By Virginia K. Smith  | June 20, 2016 - 1:59PM

I'm on the board of a co-op where the sponsor still owns more than 30 percent of the shares associated with rent-regulated units. He's near retirement, and looking for an investor to buy his shares. Should the board be concerned about a Steve Croman-type investor buying him out, and making life miserable for our longtime non-shareholder residents? Is this a real risk or do these predatory landlords tend to go after easier targets, where they wouldn't have to fight for control of a board?

While a new sponsor may well want to get rid of some of your building's rent-stabilized tenants, truly predatory investors aren't likely to be too interested in a co-op building, say our experts.

"Guys like Croman don't like to pay retail price [e.g. the cost of unsold shares]," says Jeff Reich, an attorney with Schwarz Sladkus Reich Greenberg Atlas LLP. "They prefer to buy entire rent-stabilized buildings. And in a co-op or condo, they can't bring 'owner use' eviction cases, which makes it less appealing."

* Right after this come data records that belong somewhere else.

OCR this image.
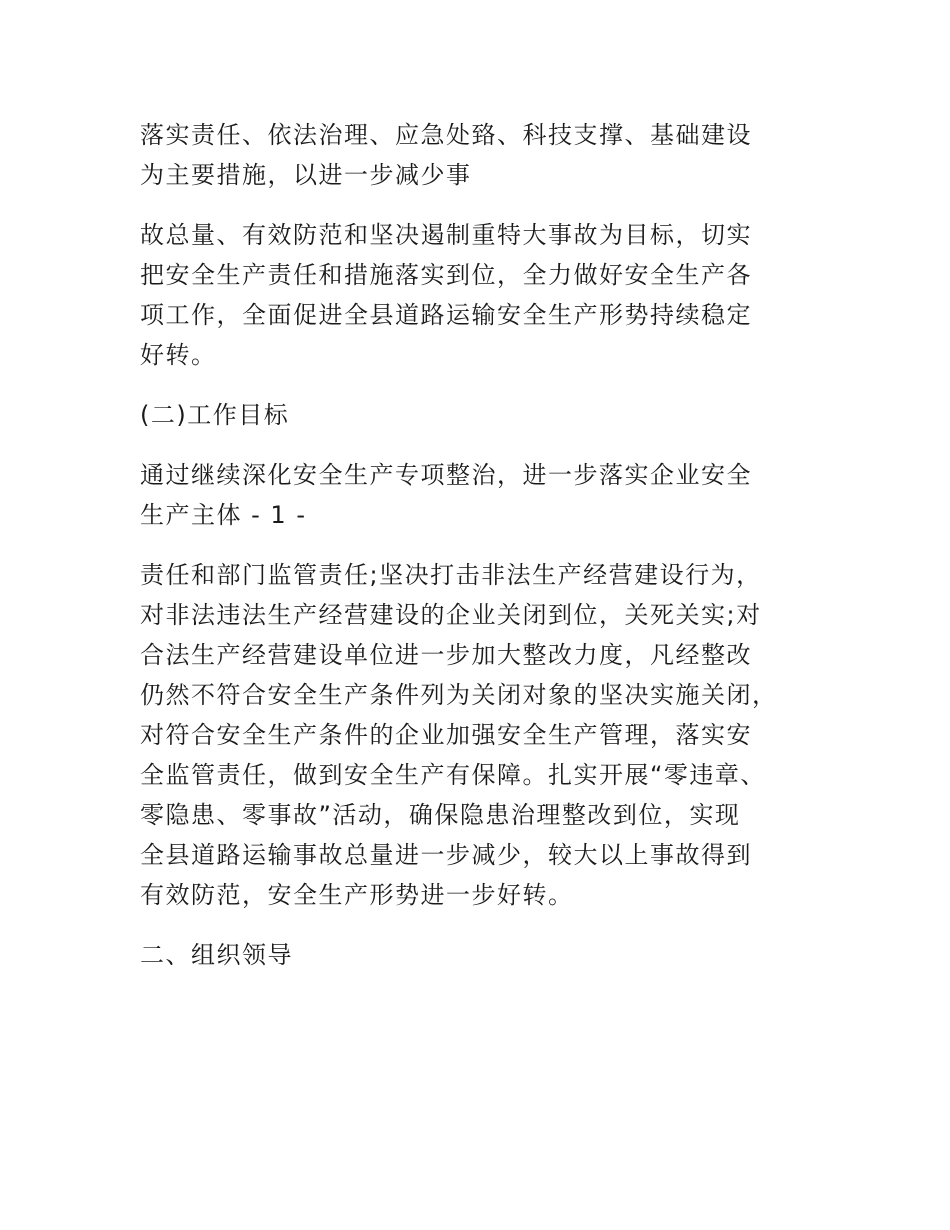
落实责任、依法治理、应急处臵、科技支撑、基础建设
为主要措施，以进一步减少事

故总量、有效防范和坚决遏制重特大事故为目标，切实
把安全生产责任和措施落实到位，全力做好安全生产各
项工作，全面促进全县道路运输安全生产形势持续稳定
好转。

(二)工作目标

通过继续深化安全生产专项整治，进一步落实企业安全
生产主体 - 1 -

责任和部门监管责任;坚决打击非法生产经营建设行为，
对非法违法生产经营建设的企业关闭到位，关死关实;对
合法生产经营建设单位进一步加大整改力度，凡经整改
仍然不符合安全生产条件列为关闭对象的坚决实施关闭，
对符合安全生产条件的企业加强安全生产管理，落实安
全监管责任，做到安全生产有保障。扎实开展“零违章、
零隐患、零事故”活动，确保隐患治理整改到位，实现
全县道路运输事故总量进一步减少，较大以上事故得到
有效防范，安全生产形势进一步好转。

二、组织领导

"In some ways, a sponsor in a co-op is more limited than a landlord who owns a building," concurs Sam Himmelstein, a lawyer who represents residential and commercial tenants and tenant associations (fyi, he's a Brick sponsor). "They don't run the building, so they can't, for example, make sure the doorman is spying on tenants, they can't install cameras outside the doors, they can't cut off the building's services."

Instead, says Himmelstein, unscrupulous sponsors will sometimes stop paying the maintenance on blocks of rent-stabilized apartments, which lands the tenants in housing court. "In that case, the board has to sue the sponsor, who's the proprietary tenant, but they also name the rent-stabilized tenant as the 'under-tenant' in the case," he explains. This means that through no fault of their own, the tenants could end up in court (and on the tenant blacklist), and could eventually decide it's easier to just leave. (Harassment through the legal system is a common tactic for ousting stabilized renters.) 

The more likely, scenario, however, is that a new sponsor will look to get stabilized tenants out via buyouts. "Very often a mass purchase like that is going to be followed by buyout offers, and the sponsor might start investigating which tenants are more vulnerable," says Himmelstein. "It's similar to what would happen in a regular rental building, but the sponsor doesn't have all the same weapons at their disposal as a typical landlord or building owner."

"Given the price of most co-op investment packages, any purchaser would likely have a strong financial incentive to attempt to vacat as many unsold apartments as possible," notes Reich. And your board's level of concern is admirable, if unusual, as board members more frequently encourage sponsors to empty stabilized apartments and fill them with higher-paying residents.

In any case, the bottom line here is that while a new sponsor is very likely to try to give your building's stabilized tenants the boot, it's unlikely that a truly nightmarish investor would have much interest in your building. But whoever ends up buying the sponsor's shares, there's not a whole lot that the board can do about it.

"Boards have no say whatsoever in who buys the block of units, and no say over what the sponsor does with unsold shares," says Reich. "The board could try to help the tenants with court testimony, affidavits, etc., but their fiduciary responsibility is to the sponsor, and not the tenants."